Five Sri Lankan men accused of supporting the separatist Tamil Tigers, or LTTE, go on trial in The Hague on Thuraday. But their possible convictions are the tip of the iceberg in a case which will be interpreted in Sri Lanka as a decision about who is right and wrong in the country’s 30 year civil war.
By Richard Walker
As a bloody three-decade war raged in northern and eastern Sri Lanka, significant parts of the Tamil diaspora spread throughout the world kept themselves busy in supporting roles, one of the most important of which for the Tamil leadership was fund-raising. Only with millions of dollars flowing in from such groups could the LTTE keep itself adequately armed to fight Sri Lanka’s state military.
A Dutch police investigation team monitored Tamil meetings in the Netherlands. In its subsequent report, entitled Operation Koninck, it describes how certain Tamils raised funds for their ‘ultimate war’ with its goal of a free Tamil state in Sri Lanka known as Tamil Eelam. This remains no more than a dream following the death of the LTTE leader Villupilai Prabhakaran and the end of the military struggle in the spring of 2009. Operation Koninck eventually led to the arrest of several Dutch Tamils, five of whom are now being prosecuted in a specialist war crimes chamber in The Hague.
The indictees are accused of being members of a criminal organisation with terrorist intentions and of raising funds for it. The first part of the indictment comes down to what the LTTE is and does - the prosecution will have to prove that it tried to terrorise the population using bombs and murder.
The court though is not an international body like the International Criminal Court (ICC), it is a regular domestic Dutch criminal court – and its prosecutors are working under Dutch ‘Universal’ jurisdiction.

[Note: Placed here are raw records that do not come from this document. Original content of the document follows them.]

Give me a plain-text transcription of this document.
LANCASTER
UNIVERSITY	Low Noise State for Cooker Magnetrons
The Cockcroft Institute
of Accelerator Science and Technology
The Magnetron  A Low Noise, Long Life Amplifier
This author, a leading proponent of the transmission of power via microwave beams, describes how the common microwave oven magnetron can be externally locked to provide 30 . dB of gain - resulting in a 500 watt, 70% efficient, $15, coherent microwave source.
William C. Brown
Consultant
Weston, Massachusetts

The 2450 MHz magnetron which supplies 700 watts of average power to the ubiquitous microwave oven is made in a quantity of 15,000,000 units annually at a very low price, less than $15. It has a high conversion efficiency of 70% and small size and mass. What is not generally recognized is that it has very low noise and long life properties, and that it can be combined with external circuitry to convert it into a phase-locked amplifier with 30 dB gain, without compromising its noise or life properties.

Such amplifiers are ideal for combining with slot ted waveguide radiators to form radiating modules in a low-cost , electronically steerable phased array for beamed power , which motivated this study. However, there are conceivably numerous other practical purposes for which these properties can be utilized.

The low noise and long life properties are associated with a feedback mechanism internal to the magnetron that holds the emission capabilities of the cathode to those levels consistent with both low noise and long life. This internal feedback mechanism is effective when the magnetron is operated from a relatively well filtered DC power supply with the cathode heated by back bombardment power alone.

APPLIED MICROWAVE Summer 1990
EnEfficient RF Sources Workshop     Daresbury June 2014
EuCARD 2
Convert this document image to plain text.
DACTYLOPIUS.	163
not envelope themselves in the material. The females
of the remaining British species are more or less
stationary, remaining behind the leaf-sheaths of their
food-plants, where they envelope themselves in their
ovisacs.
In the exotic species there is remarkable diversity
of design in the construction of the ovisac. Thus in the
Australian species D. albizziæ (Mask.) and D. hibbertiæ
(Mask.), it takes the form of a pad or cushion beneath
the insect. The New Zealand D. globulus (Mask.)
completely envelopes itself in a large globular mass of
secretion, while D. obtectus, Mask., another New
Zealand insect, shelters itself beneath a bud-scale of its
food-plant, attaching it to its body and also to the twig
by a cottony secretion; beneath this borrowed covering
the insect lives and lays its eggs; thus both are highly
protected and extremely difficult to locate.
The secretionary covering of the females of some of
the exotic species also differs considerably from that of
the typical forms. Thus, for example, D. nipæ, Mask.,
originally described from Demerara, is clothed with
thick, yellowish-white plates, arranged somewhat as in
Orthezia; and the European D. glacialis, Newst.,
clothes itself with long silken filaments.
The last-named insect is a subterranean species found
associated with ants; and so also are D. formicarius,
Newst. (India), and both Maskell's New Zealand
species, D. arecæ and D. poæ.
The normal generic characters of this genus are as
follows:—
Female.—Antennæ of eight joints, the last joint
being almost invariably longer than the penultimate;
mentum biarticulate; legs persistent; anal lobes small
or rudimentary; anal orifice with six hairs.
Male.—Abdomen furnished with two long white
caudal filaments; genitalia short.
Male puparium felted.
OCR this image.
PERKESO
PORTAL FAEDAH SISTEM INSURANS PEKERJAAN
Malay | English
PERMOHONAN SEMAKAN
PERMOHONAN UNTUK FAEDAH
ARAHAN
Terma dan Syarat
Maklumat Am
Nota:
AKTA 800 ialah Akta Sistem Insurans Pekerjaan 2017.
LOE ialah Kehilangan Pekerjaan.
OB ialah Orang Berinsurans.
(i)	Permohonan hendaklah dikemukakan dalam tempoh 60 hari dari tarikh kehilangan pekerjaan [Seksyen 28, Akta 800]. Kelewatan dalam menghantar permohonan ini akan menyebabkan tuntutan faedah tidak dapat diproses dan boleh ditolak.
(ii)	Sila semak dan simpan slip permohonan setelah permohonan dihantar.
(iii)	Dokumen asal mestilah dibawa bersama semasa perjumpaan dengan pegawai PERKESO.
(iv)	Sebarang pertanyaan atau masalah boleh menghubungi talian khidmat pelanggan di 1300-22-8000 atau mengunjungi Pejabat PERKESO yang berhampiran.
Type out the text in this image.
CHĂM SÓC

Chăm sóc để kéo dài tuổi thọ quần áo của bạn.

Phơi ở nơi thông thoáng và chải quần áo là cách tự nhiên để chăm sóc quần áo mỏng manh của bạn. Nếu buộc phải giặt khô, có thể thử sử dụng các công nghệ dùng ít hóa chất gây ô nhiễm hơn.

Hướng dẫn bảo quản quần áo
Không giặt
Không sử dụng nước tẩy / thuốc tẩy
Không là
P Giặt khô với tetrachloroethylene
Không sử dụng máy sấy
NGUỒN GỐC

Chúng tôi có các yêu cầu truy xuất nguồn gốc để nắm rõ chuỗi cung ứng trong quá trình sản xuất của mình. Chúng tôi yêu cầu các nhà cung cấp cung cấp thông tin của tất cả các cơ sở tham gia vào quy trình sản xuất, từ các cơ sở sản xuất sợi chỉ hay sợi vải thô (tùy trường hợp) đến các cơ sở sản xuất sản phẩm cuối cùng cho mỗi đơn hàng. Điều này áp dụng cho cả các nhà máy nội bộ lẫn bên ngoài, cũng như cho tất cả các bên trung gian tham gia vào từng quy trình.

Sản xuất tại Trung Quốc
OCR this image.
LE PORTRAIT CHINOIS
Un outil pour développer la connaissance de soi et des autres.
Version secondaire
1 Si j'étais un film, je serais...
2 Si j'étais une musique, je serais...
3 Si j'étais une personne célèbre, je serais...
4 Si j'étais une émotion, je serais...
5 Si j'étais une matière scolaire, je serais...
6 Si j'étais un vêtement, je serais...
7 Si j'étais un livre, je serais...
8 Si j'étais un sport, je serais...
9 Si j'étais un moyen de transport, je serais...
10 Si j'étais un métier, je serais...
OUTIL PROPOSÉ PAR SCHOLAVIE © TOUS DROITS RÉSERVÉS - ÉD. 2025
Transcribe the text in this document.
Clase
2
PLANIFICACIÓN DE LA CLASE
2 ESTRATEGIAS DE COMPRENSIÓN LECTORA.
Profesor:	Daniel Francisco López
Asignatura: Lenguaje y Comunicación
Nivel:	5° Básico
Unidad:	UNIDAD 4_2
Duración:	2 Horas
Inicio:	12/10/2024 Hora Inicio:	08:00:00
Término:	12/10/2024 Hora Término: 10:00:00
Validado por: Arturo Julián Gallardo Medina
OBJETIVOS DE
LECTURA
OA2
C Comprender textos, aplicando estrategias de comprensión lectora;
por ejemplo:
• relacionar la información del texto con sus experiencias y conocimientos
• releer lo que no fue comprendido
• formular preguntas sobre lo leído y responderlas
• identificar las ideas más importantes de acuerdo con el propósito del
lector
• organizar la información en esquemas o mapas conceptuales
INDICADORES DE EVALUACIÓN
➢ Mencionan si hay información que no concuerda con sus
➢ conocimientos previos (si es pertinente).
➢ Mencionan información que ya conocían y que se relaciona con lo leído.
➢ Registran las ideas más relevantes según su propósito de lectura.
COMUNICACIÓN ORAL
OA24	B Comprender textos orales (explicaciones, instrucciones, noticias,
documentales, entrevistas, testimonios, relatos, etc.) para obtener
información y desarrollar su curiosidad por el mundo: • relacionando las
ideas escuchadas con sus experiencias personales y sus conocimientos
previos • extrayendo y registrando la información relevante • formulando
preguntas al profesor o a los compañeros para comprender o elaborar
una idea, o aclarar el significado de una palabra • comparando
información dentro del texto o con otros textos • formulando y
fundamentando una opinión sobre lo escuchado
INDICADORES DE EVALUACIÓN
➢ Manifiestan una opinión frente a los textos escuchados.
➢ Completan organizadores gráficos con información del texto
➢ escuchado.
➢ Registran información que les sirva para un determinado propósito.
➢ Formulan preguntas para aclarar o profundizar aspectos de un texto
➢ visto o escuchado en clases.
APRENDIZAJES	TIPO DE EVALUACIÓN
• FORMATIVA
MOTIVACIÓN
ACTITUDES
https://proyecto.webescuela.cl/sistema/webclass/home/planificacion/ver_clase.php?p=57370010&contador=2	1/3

One of the accused is 46-year-old Srirangam R. from The Hague. He fled to The Netherlands over two decades ago and is believed to head the Dutch division of the Tamil Tigers.
Victor Koppe, Srirangam’s defence counsel, recently applied to the European Court of Justice to have the LTTE removed from the EU’s list of banned terrorist organisations. The link to the current case in The Hague is clear – lift the ban and the Dutch prosecution falls apart. The likelihood of this happening soon enough to impact on the current case is unclear.
It is difficult to prove that the LTTE is a terrorist organisation. Assisting Victor Koppe in the case is defence counsel Tamara Buruma who explains that “the first part (of the indictment) isn’t so much about the raising of the money but is actually about what the LTTE has been doing in Sri Lanka… that is why, for us, the main issue isn’t whether or not they have been giving money - it is actually the question: Is the LTTE a terrorist organisation or are they freedom fighters?”
The court will have to define whether what the LTTE does and did constitutes terrorism under Dutch criminal law and, argues the defence, whether being on a politically drawn-up EU list is sufficient grounds to convict.
Show me the money
According to the Dutch police report, each Dutch Tamil family was expected to give €2,000 per year to the cause, a fee which would grant them access to the Tamil areas in Sri Lanka. If they refused to pay there would be severe consequences for relatives still living in Sri Lanka, it claims.
The accused argue their donations were for humanitarian causes and not channelled directly to fund the Tamil organisation. Since the LTTE was the de facto administrator in the north and east of Sri Lanka for many years, it funded many things from sanitation and schooling to army training and bomb-making. Distinguishing what money paid for what will be problematic.
The defendants say that even if they had given money directly to the LTTE it is not a terrorist organisation anyway, it is a liberation movement.
One man’s freedom fighter is another’s terrorist
How to describe what the Tamil Tigers were and did lies at the core of Sri Lanka’s bloody internecine war. For the government of President of Mahinda Rajapaksa, the LTTE fought a merciless campaign of terror against the Sinhalese majority using every illegal means of warfare, from suicide bombings to child soldiers. For many Tamils, the LTTE was the nearest they ever came to a legitimate government of a Tamil homeland.
The first hearing of the case will take place tomorrow in The Hague. After that, the court has three weeks to decide whether the Tamil Tigers were terrorists or a force for liberation.